Published: Monday, February 18, 2013

Updated: Monday, February 18, 2013 00:02

 

Kerri Shields could hardly miss. The senior guard went 7-for-12 from the 3-point line, setting a season high and racking up 21 points to lead the Boston College women’s basketball team (10-14, 4-9 ACC) to a 61-49 win over the Virginia Cavaliers last Thursday at Conte Forum.

“Kerri Shields hitting those threes was huge.” said head coach Erik Johnson. That kept us in it in that first half.” 

Shields converted five 3-pointers in the first half alone. Virginia held the lead for the majority of the first half, however, with their largest lead coming at 11-18.

The Cavaliers’ two centers, Simone Egwu and Sarah Imovbioh were their team’s two highest scorers in the first half, as Virginia relied heavily on their post game. Egwu towered over the BC defense, putting in hook shots and jumpers, and Imovbioh used her strength, speed, and size to power through her defender down low.

Given the task of defending these two, Katie Zenevitch garnered two fouls within the first eight minutes, forcing Johnson to sub her out for freshman Alexa Coulombe.

“They were bigger. When Katie Zenevitch got into foul trouble early, they got even bigger compared to us,”  Johnson said.  “I thought when Alexa Coulombe came off of the bench, giving up a lot of inches and a lot of pounds, she really just fought tooth-and-nail, even with kids who were bigger than she was.”

Inspired play from Shields, Coulombe, and Kristen Doherty kept the Eagles in the game, and they led 33-31 at the end of the first half. 

“Their inside game was so tough—I thought that they hurt us early, but we made some good adjustments. We tried to play more preventative, we tried to get around, we tried to front the post a little bit more, and I thought those things were effective,” Johnson said.

After these adjustments, the Eagles maintained a steady lead for the rest of the game.

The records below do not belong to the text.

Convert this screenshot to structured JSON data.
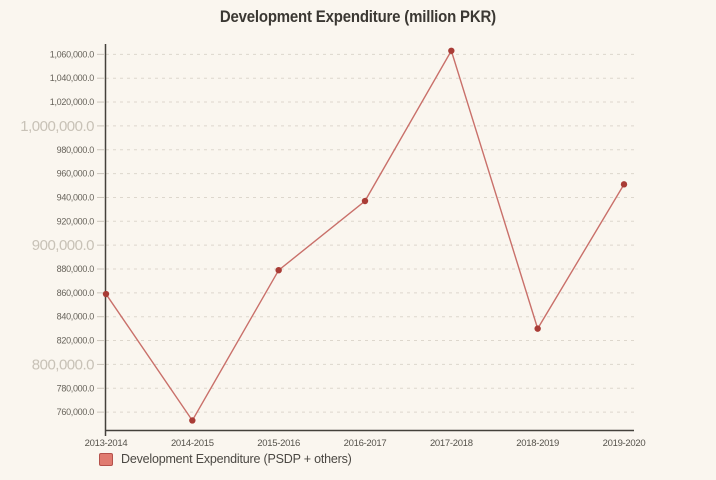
{
  "chart_data": {
    "type": "line",
    "title": "Development Expenditure (million PKR)",
    "categories": [
      "2013-2014",
      "2014-2015",
      "2015-2016",
      "2016-2017",
      "2017-2018",
      "2018-2019",
      "2019-2020"
    ],
    "series": [
      {
        "name": "Development Expenditure (PSDP + others)",
        "values": [
          859000,
          753000,
          879000,
          937000,
          1063000,
          830000,
          951000
        ]
      }
    ],
    "xlabel": "",
    "ylabel": "",
    "ylim": [
      745000,
      1067000
    ],
    "grid": "horizontal-dashed",
    "legend_position": "bottom-left",
    "y_ticks": [
      {
        "value": 760000,
        "label": "760,000.0",
        "major": false
      },
      {
        "value": 780000,
        "label": "780,000.0",
        "major": false
      },
      {
        "value": 800000,
        "label": "800,000.0",
        "major": true
      },
      {
        "value": 820000,
        "label": "820,000.0",
        "major": false
      },
      {
        "value": 840000,
        "label": "840,000.0",
        "major": false
      },
      {
        "value": 860000,
        "label": "860,000.0",
        "major": false
      },
      {
        "value": 880000,
        "label": "880,000.0",
        "major": false
      },
      {
        "value": 900000,
        "label": "900,000.0",
        "major": true
      },
      {
        "value": 920000,
        "label": "920,000.0",
        "major": false
      },
      {
        "value": 940000,
        "label": "940,000.0",
        "major": false
      },
      {
        "value": 960000,
        "label": "960,000.0",
        "major": false
      },
      {
        "value": 980000,
        "label": "980,000.0",
        "major": false
      },
      {
        "value": 1000000,
        "label": "1,000,000.0",
        "major": true
      },
      {
        "value": 1020000,
        "label": "1,020,000.0",
        "major": false
      },
      {
        "value": 1040000,
        "label": "1,040,000.0",
        "major": false
      },
      {
        "value": 1060000,
        "label": "1,060,000.0",
        "major": false
      }
    ],
    "colors": {
      "background": "#faf6ef",
      "title": "#3b3833",
      "line": "#c9706a",
      "point": "#a93c36",
      "grid": "#ddd7cd",
      "tick_mark": "#ccc6bc",
      "axis": "#44413b",
      "tick_label_minor": "#67635b",
      "tick_label_major": "#c8c2b7",
      "x_label": "#55524b",
      "legend_swatch_fill": "#e07b70",
      "legend_swatch_border": "#b5514b",
      "legend_text": "#4b4843"
    }
  }
}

The reintroduction of Zenevitch also added a different element to BC’s offense.

As opposed to her pointless first half, Zenevitch found herself very involved in play, driving down low for layups and nailing mid-range jumpers. She finished with 12 points on the night, all of which came in the second half. 

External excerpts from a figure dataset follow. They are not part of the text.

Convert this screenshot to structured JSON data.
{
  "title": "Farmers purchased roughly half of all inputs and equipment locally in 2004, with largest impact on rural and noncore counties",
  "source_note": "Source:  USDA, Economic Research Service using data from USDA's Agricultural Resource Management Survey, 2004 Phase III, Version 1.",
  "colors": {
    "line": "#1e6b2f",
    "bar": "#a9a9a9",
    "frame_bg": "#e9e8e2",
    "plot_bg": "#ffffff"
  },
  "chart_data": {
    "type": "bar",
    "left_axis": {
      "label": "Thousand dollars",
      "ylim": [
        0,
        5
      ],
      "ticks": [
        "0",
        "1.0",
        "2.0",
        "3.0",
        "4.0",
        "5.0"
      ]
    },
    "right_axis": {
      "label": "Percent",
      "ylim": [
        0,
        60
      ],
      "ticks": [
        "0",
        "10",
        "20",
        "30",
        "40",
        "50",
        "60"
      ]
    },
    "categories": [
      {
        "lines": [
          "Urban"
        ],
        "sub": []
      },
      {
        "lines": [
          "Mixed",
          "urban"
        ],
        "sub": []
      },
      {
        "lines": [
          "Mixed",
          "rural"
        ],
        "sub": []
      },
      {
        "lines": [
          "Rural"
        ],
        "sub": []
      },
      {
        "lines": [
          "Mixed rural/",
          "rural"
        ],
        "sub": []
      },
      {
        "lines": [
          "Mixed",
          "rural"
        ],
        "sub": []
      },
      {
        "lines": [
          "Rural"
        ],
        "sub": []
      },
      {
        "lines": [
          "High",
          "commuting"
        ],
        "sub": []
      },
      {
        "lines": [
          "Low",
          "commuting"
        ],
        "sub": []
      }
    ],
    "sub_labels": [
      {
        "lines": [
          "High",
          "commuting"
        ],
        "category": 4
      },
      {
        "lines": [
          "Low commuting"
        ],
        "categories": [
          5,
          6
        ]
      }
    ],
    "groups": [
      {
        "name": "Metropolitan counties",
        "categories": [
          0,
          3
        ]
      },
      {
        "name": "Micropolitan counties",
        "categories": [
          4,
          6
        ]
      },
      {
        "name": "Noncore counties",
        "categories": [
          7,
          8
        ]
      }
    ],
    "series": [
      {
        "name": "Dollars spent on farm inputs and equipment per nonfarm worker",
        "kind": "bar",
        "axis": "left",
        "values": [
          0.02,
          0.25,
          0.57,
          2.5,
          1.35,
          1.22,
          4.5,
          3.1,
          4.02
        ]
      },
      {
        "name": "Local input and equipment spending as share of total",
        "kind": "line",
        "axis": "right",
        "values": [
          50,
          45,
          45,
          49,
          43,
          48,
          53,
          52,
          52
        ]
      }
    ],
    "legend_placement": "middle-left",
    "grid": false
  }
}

“Katie Zenevitch was excellent in transition. She used that rest that she got in the first half, with the foul trouble, to really be able to get out and we got her some layups,” Johnson said.

Johnson credited the defense, especially that of the guards, for allowing Zenevitch and others to put the Eagles ahead in the second half. 

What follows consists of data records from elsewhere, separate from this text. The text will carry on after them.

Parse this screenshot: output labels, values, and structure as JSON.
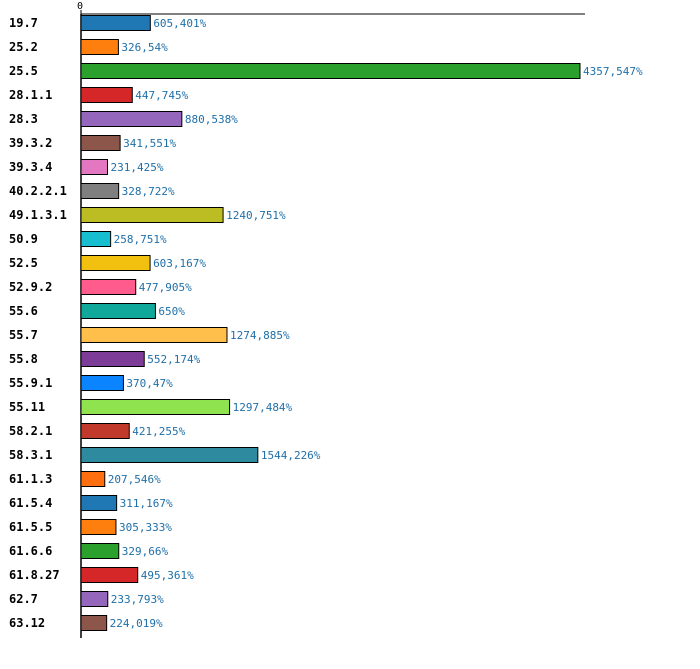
{
  "chart_data": {
    "type": "bar",
    "orientation": "horizontal",
    "title": "",
    "xlabel": "",
    "ylabel": "",
    "x_ticks": [
      "0"
    ],
    "xlim": [
      0,
      4500
    ],
    "grid": false,
    "categories": [
      "19.7",
      "25.2",
      "25.5",
      "28.1.1",
      "28.3",
      "39.3.2",
      "39.3.4",
      "40.2.2.1",
      "49.1.3.1",
      "50.9",
      "52.5",
      "52.9.2",
      "55.6",
      "55.7",
      "55.8",
      "55.9.1",
      "55.11",
      "58.2.1",
      "58.3.1",
      "61.1.3",
      "61.5.4",
      "61.5.5",
      "61.6.6",
      "61.8.27",
      "62.7",
      "63.12"
    ],
    "values": [
      605.401,
      326.54,
      4357.547,
      447.745,
      880.538,
      341.551,
      231.425,
      328.722,
      1240.751,
      258.751,
      603.167,
      477.905,
      650,
      1274.885,
      552.174,
      370.47,
      1297.484,
      421.255,
      1544.226,
      207.546,
      311.167,
      305.333,
      329.66,
      495.361,
      233.793,
      224.019
    ],
    "value_labels": [
      "605,401%",
      "326,54%",
      "4357,547%",
      "447,745%",
      "880,538%",
      "341,551%",
      "231,425%",
      "328,722%",
      "1240,751%",
      "258,751%",
      "603,167%",
      "477,905%",
      "650%",
      "1274,885%",
      "552,174%",
      "370,47%",
      "1297,484%",
      "421,255%",
      "1544,226%",
      "207,546%",
      "311,167%",
      "305,333%",
      "329,66%",
      "495,361%",
      "233,793%",
      "224,019%"
    ],
    "colors": [
      "#1f77b4",
      "#ff7f0e",
      "#2ca02c",
      "#d62728",
      "#9467bd",
      "#8c564b",
      "#e377c2",
      "#7f7f7f",
      "#bcbd22",
      "#17becf",
      "#f2c00f",
      "#ff5c8d",
      "#0fa89b",
      "#ffbf4a",
      "#7d3c98",
      "#0a84ff",
      "#8fe34f",
      "#c0392b",
      "#2e8b9f",
      "#ff6f0f",
      "#1f77b4",
      "#ff7f0e",
      "#2ca02c",
      "#d62728",
      "#9467bd",
      "#8c564b"
    ]
  }
}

“I thought our guards did a really good job of being able to get out at their shooters, as well as being able to help on the inside,” Johnson said.

He thought that their ability to force Virginia into making bad shots was the key to sparking a transition offense, which allows the Eagles to play their best basketball.

Doherty was essential to this, picking up 10 rebounds, along with 10 points, to keep the ball on offense for BC.

The last key component for the Eagles was point guard Tessah Holt.

“When our point guards play well, we are pretty good,” Johnson said. Tessah had five assists and no turnovers. Got to the rim—scored, and there’s the difference right there.”